Motyw apokalipsy w poezji Herberta i Miłosza
Motyw apokalipsy, Sądu Ostatecznego, końca świata zyskał wiele literackich realizacji, a te dwie wizje dwóch największych polskich wieszczów współczesnych są skrajnie różne. Łączy je to, że są to dwa wiersze – reportaże z dnia końca świata, że obaj poeci śledzą i relacjonują zdarzenia tego dnia, oddają atmosferę, zestawiają obrazy, opisują zachowania ludzi.
- W wizji Herberta wszystko odbyło się zgodnie z opisem biblijnym („po deszczu gwiazd/ na łące popiołów”) – i obserwujemy już ciąg dalszy zdarzeń, po apokalipsie. Sceneria jest tu pełna grozy, zdominowana przez ból, rozstanie, lęk, cierpienie.
- Inaczej u Miłosza: trwa zwykły dzień, wypełniony słońcem i spokojem. Wszystko toczy się swoim trybem, nikt nie zauważa „ostateczności” tego dnia. Wiersz nazywa się piosenką o końcu świata – nie pieśnią, nie hymnem, nie larum. Innego końca świata niż taki zwykły, spokojny dzień nie będzie – zapowiada prorok przeistoczony w staruszka podwiązującego pomidory.
Dlaczego Miłosz zakłada taką nietypową wersję zdarzeń? Większość interpretacji postrzega to jako przestrogę moralną: po prostu Dzień Sądu nadejdzie bez żadnych znaków, głosów, uprzedzeń. W związku z tym człowiek powinien żyć tak, by Sąd mógł zastać go w każdej chwili – winien żyć zgodnie z prawami etyki, a wówczas obojętne będzie, kiedy nastąpi apokalipsa. Jest to zatem swoista realizacja przestrogi biblijnej: nie znasz dnia ani godziny, lecz przekształcona w obraz pełen spokoju i harmonii.

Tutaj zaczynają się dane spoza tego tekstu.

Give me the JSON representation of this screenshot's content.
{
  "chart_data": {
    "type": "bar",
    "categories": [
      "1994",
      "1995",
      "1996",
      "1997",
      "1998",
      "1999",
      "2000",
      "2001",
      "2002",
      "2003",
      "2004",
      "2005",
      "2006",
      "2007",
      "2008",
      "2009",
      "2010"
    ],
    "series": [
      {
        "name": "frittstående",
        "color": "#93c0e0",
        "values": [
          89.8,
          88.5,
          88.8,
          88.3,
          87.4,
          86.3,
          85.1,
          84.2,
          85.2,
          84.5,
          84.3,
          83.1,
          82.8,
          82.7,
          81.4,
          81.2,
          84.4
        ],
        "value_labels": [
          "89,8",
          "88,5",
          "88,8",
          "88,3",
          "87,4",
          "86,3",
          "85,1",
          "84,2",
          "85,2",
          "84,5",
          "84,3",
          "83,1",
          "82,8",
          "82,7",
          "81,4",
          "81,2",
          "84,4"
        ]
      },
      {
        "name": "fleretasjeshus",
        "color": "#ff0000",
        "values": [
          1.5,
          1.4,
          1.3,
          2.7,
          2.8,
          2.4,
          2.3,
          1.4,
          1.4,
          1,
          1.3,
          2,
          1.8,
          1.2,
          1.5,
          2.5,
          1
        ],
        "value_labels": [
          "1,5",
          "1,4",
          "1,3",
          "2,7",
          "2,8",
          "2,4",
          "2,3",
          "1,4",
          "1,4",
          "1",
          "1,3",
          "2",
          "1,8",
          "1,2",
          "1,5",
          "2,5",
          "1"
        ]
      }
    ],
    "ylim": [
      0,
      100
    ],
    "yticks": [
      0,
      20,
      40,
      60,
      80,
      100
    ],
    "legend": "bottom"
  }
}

Ów niemal szczęśliwy wymiar wizji Miłosza też ma swój cel: poeta zakłada pewną bezbolesność końca świata, może nawet jego niezauważalność. Właściwie wszystko dzieje się dalej – wiersz ogarnia rozmaite niuanse istnienia: i rybaka, i pijaka, i młodość, i starość, i miłość, i narodziny. W zasadzie nie ma tu tylko śmierci, ale „innego końca świata nie będzie”, a więc nie ma się czego bać, nie nastąpi nic niezgodnego z naturą, wystarczy żyć etycznie.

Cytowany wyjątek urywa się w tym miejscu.